Fui aluno do Professor Vilmar Faria, grande cientista
social, que deixou a UNICAMP para ajudar a formular as políticas sociais do
Governo FHC, em 1995. Era um privilégio ter aulas com ele ou participar de
conversas nas quais ele, que não gostava
de ser o centro das atenções, logo passava a ter as suas análises equilibradas e
críticas requisitadas pelos presentes.
O Professor Vilmar morreu
antes do término do primeiro mandato de FHC. Não chegou a ver o quanto a
idéia de programas sociais avançou no país.
Acho importante recuperar essa história, hoje, porque muita
gente que faz oposição aos governos do PT o faz de uma forma tão desastrada que termina por não fazer
justiça ao próprio PSDB e a não poucas pessoas, que, lá na metade dos anos
1990, lançaram as bases do que hoje parece tão (felizmente!) enraizado em solo
brasileiro.
Não acho que ser contra o bolsa-família seja coisa de
direita. Longe disso! Tampouco é coisa de neoliberais. Essas duas posições,
diga-se de passagem, historicamente, lidam até bem com o que denominam de “redes
de proteção social”. Uma direita civilizada contribui significativamente para o
debate político. Neoliberais, idem. Pense, por exemplo, na questão da premiação da iniciativa individual. Ou no
tema do empreendedorismo. Quem está nessas posições tem algo a dizer, e esse
algo não é desprovido de sentido, de conexões com o real, mera ideologia...
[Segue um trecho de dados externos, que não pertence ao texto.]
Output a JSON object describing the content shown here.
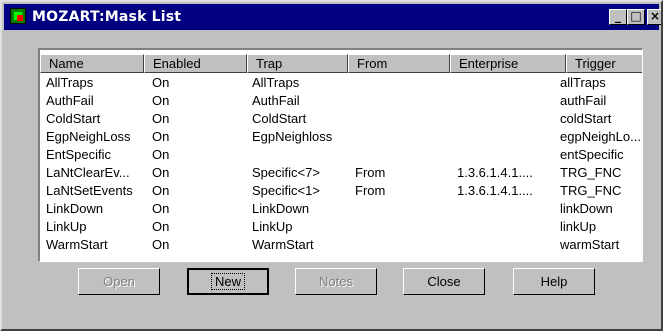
{
  "window": {
    "title": "MOZART:Mask List",
    "icon": "mozart-app-icon"
  },
  "title_buttons": {
    "minimize": "_",
    "maximize": "□",
    "close": "×"
  },
  "columns": [
    "Name",
    "Enabled",
    "Trap",
    "From",
    "Enterprise",
    "Trigger"
  ],
  "rows": [
    {
      "name": "AllTraps",
      "enabled": "On",
      "trap": "AllTraps",
      "from": "",
      "enterprise": "",
      "trigger": "allTraps"
    },
    {
      "name": "AuthFail",
      "enabled": "On",
      "trap": "AuthFail",
      "from": "",
      "enterprise": "",
      "trigger": "authFail"
    },
    {
      "name": "ColdStart",
      "enabled": "On",
      "trap": "ColdStart",
      "from": "",
      "enterprise": "",
      "trigger": "coldStart"
    },
    {
      "name": "EgpNeighLoss",
      "enabled": "On",
      "trap": "EgpNeighloss",
      "from": "",
      "enterprise": "",
      "trigger": "egpNeighLo..."
    },
    {
      "name": "EntSpecific",
      "enabled": "On",
      "trap": "",
      "from": "",
      "enterprise": "",
      "trigger": "entSpecific"
    },
    {
      "name": "LaNtClearEv...",
      "enabled": "On",
      "trap": "Specific<7>",
      "from": "From",
      "enterprise": "1.3.6.1.4.1....",
      "trigger": "TRG_FNC"
    },
    {
      "name": "LaNtSetEvents",
      "enabled": "On",
      "trap": "Specific<1>",
      "from": "From",
      "enterprise": "1.3.6.1.4.1....",
      "trigger": "TRG_FNC"
    },
    {
      "name": "LinkDown",
      "enabled": "On",
      "trap": "LinkDown",
      "from": "",
      "enterprise": "",
      "trigger": "linkDown"
    },
    {
      "name": "LinkUp",
      "enabled": "On",
      "trap": "LinkUp",
      "from": "",
      "enterprise": "",
      "trigger": "linkUp"
    },
    {
      "name": "WarmStart",
      "enabled": "On",
      "trap": "WarmStart",
      "from": "",
      "enterprise": "",
      "trigger": "warmStart"
    }
  ],
  "buttons": {
    "open": {
      "label": "Open",
      "enabled": false
    },
    "new": {
      "label": "New",
      "enabled": true,
      "default": true
    },
    "notes": {
      "label": "Notes",
      "enabled": false
    },
    "close": {
      "label": "Close",
      "enabled": true
    },
    "help": {
      "label": "Help",
      "enabled": true
    }
  }
}
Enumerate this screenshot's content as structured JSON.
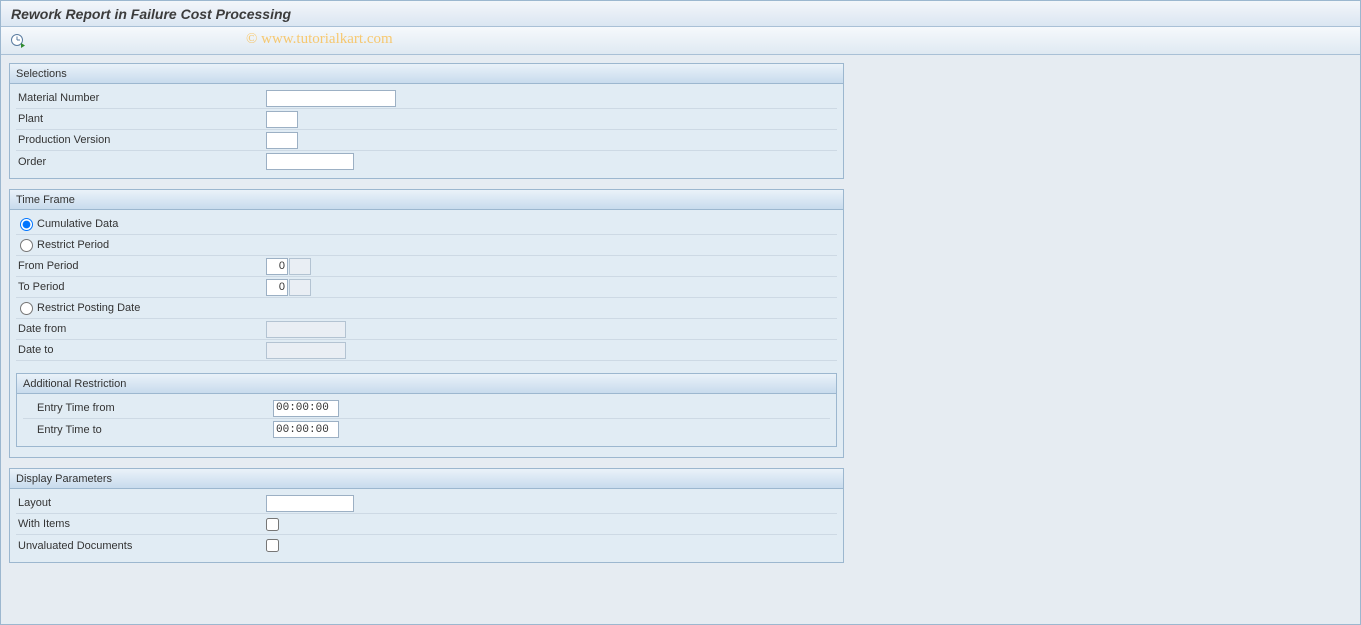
{
  "title": "Rework Report in Failure Cost Processing",
  "watermark": "© www.tutorialkart.com",
  "groups": {
    "selections": {
      "title": "Selections",
      "material_number_label": "Material Number",
      "material_number_value": "",
      "plant_label": "Plant",
      "plant_value": "",
      "production_version_label": "Production Version",
      "production_version_value": "",
      "order_label": "Order",
      "order_value": ""
    },
    "timeframe": {
      "title": "Time Frame",
      "cumulative_label": "Cumulative Data",
      "restrict_period_label": "Restrict Period",
      "from_period_label": "From Period",
      "from_period_value": "0",
      "from_period_value2": "",
      "to_period_label": "To Period",
      "to_period_value": "0",
      "to_period_value2": "",
      "restrict_posting_label": "Restrict Posting Date",
      "date_from_label": "Date from",
      "date_from_value": "",
      "date_to_label": "Date to",
      "date_to_value": "",
      "additional": {
        "title": "Additional Restriction",
        "entry_from_label": "Entry Time from",
        "entry_from_value": "00:00:00",
        "entry_to_label": "Entry Time to",
        "entry_to_value": "00:00:00"
      }
    },
    "display": {
      "title": "Display Parameters",
      "layout_label": "Layout",
      "layout_value": "",
      "with_items_label": "With Items",
      "with_items_checked": false,
      "unvaluated_label": "Unvaluated Documents",
      "unvaluated_checked": false
    }
  }
}
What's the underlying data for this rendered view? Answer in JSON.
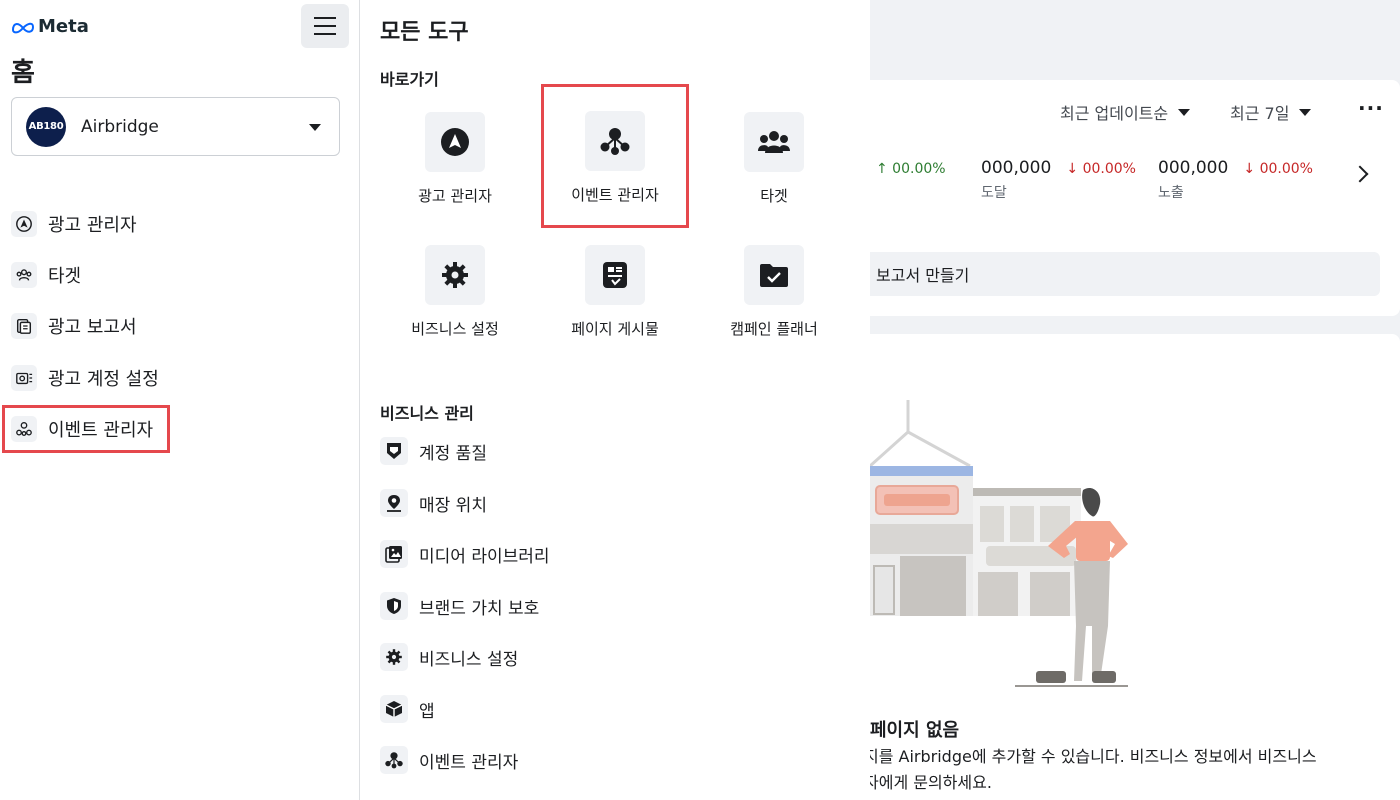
{
  "sidebar": {
    "logo_text": "Meta",
    "home_title": "홈",
    "account": {
      "avatar_text": "AB180",
      "name": "Airbridge"
    },
    "nav": [
      {
        "label": "광고 관리자",
        "icon": "ads-manager-icon"
      },
      {
        "label": "타겟",
        "icon": "audience-icon"
      },
      {
        "label": "광고 보고서",
        "icon": "ad-reports-icon"
      },
      {
        "label": "광고 계정 설정",
        "icon": "ad-account-settings-icon"
      },
      {
        "label": "이벤트 관리자",
        "icon": "events-manager-icon"
      }
    ]
  },
  "tools": {
    "title": "모든 도구",
    "shortcuts_title": "바로가기",
    "shortcuts": [
      {
        "label": "광고 관리자",
        "icon": "ads-manager-icon"
      },
      {
        "label": "이벤트 관리자",
        "icon": "events-manager-icon"
      },
      {
        "label": "타겟",
        "icon": "audience-icon"
      },
      {
        "label": "비즈니스 설정",
        "icon": "gear-icon"
      },
      {
        "label": "페이지 게시물",
        "icon": "page-posts-icon"
      },
      {
        "label": "캠페인 플래너",
        "icon": "campaign-planner-icon"
      }
    ],
    "business_title": "비즈니스 관리",
    "business": [
      {
        "label": "계정 품질",
        "icon": "account-quality-icon"
      },
      {
        "label": "매장 위치",
        "icon": "store-location-icon"
      },
      {
        "label": "미디어 라이브러리",
        "icon": "media-library-icon"
      },
      {
        "label": "브랜드 가치 보호",
        "icon": "brand-safety-icon"
      },
      {
        "label": "비즈니스 설정",
        "icon": "gear-icon"
      },
      {
        "label": "앱",
        "icon": "apps-icon"
      },
      {
        "label": "이벤트 관리자",
        "icon": "events-manager-icon"
      }
    ]
  },
  "content": {
    "filter_sort": "최근 업데이트순",
    "filter_range": "최근 7일",
    "more_label": "···",
    "stats": [
      {
        "value": "",
        "delta": "↑ 00.00%",
        "trend": "up",
        "label": ""
      },
      {
        "value": "000,000",
        "delta": "↓ 00.00%",
        "trend": "down",
        "label": "도달"
      },
      {
        "value": "000,000",
        "delta": "↓ 00.00%",
        "trend": "down",
        "label": "노출"
      }
    ],
    "report_button": "보고서 만들기",
    "no_page_title": "페이지 없음",
    "no_page_desc_line1": "지를 Airbridge에 추가할 수 있습니다. 비즈니스 정보에서 비즈니스",
    "no_page_desc_line2": "자에게 문의하세요."
  },
  "colors": {
    "highlight": "#e5484d",
    "up": "#2e7d32",
    "down": "#c62828",
    "brand": "#0866ff"
  }
}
Coisa bem diversa é essa condenação in totum das “bolsas”.
Claro! Gente que está na oposição pode até surfar na crítica ligeira, mas não
dá para identificar essa crítica com algo como “direita”. E aqui não se trata
de cosia moral, não. Trata-se apenas de apreender a “coisa” com categorias as
mais adequadas.
Grande parte da oposição irracional às bolsas (há, sem
dúvida, um oposição racionalmente fundada, mas, esta, quase não freqüenta as
conversas cotidianas...) advém de um sentimento de aversão aos pobres, mesmo
quando estes estão distantes espacialmente. Gastar dinheiro com eles é sinal de
desperdício. Há aí uma visão de casta assumida por parcelas da classe média
brasileira, que, ouso dizer, pode ser assumida, em maior ou menor grau, por
atores políticos que assumem credos de um lado a outro do espectro político. Há
gente de esquerda que também é contra as cotas, todos sabem disso. E essa
gente, não raro, remete a esses mitos de “preguiça do povo” e da disposição
para “ter filhos” dos mais pobres.
Esse tipo de posicionamento é danoso. E digo isso não apenas
movido por interesses políticos. A sua dimensão negativa também está
relacionada ao fato de que ele contribui para esgarçar o tecido social, a
potencializar dessolidarização e desresponsabilização. Não acredito, de
verdade, que nem o Aécio e nem o Campos irão investir pesadamente contra esses
programas sociais. Por que me preocupo, então? Porque acho que essa é uma
daquelas idéias danosas que podem, mesmo que de contrabando, enredar-se no
discurso político, ganhar legitimidade e terminar por levar o verbo a se fazer
carne (no caso, não dá para perder a oportunidade do trocadilho, em “não-carne”).
Houve um tempo, não faz muito, em que, especialmente aqui no
Nordeste, quando você ia a um restaurante ou a um café, passava pelo
constrangimento de se sentir agredindo alguém. Você, certamente, lembra-se que
as pessoas se esquivavam de ficar próximo das janelas para evitar o olhar
pedinte dos famélicos. Lembra?
No Restaurante Universitário da UFRN houve um tempo em que
uma verdadeira multidão de homens, mulheres e crianças se aglomeravam para
pedir as sombras das refeições dos estudantes.
Será que certas pessoas têm saudade desses tempo?